Friday, June 14, 2019

De Palmas

Body Double (1984): written by Brian De Palma and Robert J. Avrech; directed by Brian De Palma; starring Craig Wasson (Jake), Melanie Griffith (Holly), Gregg Henry (Sam), and Deborah Shelton (Gloria): 

It's hard to believe now that Body Double was condemned as immoral and horrible and all that jazz back in 1984, primarily because of a scene in which a woman is killed with a giant drill. Of course, De Palma shoots this scene so that we never see the drill go through the woman. People reacted to what they thought they saw, and to what was implied. People also reacted to the film's use of porn films in its narrative. Well, and the fact that Body Double is De Palma's love letter to all things Hitchcock, and Vertigo in particular. But the violence now looks quaint. Body Double is less violent than a typical episode of Law and Order: Special Victims Unit.
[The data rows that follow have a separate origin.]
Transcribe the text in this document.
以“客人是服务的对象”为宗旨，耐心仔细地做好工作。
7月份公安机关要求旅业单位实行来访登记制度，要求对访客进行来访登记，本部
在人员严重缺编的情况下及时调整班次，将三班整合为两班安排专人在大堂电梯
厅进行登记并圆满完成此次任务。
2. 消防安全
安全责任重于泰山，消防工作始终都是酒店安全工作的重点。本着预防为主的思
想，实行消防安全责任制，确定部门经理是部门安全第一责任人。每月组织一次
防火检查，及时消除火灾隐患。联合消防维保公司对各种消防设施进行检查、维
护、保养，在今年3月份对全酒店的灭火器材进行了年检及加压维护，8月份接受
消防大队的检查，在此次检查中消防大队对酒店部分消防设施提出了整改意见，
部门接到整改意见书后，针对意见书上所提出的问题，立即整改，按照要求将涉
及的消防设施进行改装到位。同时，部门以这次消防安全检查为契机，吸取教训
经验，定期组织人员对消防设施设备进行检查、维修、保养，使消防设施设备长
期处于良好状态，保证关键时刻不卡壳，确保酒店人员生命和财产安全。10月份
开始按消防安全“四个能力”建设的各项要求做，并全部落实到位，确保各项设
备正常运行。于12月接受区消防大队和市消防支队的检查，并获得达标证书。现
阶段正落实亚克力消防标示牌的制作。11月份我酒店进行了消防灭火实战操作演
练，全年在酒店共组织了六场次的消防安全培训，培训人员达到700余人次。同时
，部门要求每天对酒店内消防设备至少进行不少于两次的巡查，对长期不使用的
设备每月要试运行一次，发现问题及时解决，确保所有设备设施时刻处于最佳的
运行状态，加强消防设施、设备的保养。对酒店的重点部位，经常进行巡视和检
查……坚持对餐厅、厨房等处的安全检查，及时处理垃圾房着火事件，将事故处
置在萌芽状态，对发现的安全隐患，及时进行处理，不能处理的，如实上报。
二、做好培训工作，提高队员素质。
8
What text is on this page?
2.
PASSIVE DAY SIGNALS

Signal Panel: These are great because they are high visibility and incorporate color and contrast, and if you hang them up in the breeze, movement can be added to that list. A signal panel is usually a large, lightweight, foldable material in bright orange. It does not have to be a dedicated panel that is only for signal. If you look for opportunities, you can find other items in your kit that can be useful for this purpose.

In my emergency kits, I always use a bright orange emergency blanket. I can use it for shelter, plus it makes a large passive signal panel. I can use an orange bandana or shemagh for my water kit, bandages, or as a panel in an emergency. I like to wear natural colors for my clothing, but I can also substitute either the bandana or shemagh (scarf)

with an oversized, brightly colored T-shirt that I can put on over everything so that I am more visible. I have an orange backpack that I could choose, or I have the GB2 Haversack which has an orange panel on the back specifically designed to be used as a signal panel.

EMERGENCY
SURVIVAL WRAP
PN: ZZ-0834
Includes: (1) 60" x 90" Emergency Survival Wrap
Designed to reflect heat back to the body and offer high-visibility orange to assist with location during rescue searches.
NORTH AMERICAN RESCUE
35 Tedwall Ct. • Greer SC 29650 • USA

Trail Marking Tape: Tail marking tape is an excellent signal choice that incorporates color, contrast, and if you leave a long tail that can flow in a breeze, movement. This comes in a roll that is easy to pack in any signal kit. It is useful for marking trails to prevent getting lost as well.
It's also a love letter to Hollywood and movie-making and actors. Craig Wasson is perfectly cast as a somewhat nebbishy Every-actor who gets pulled into a murder investigation because of his voyeurism, and soon demonstrates that he might be The World's Greatest Detective. 

Melanie Griffith generated most of the positive buzz for the movie in her role as Holly Body, the porn star who soon becomes key to Wasson solving the mystery of who killed his neighbour (with the aforementioned drill), and why. Griffith is terrific -- it really was a star-making performance.

I don't know that this is De Palma's best movie, but it's his most purely enjoyable. Is it misogynistic? I don't know. Less so than Hollywood (or Western culture) was in 1984, probably. For the sake of comparison, Hitchcock killed two female characters in Vertigo in the late 1950's. De Palma kills one, and she actually gets avenged in the course of the movie. Radical. Highly recommended.



DePalma (2015): directed by Noah Baumbach and Jake Paltrow; starring Brian De Palma as himself: A 100-minute interview with Brian De Palma takes the viewer on a survey of his life and film-making career. De Palma is a tremendously entertaining and opinionated film-maker. Even non-fans of his work might find this film fascinating. And if you do like De Palma's work, it's a gold-mine of opinions and anecdotes and observations. Highly recommended.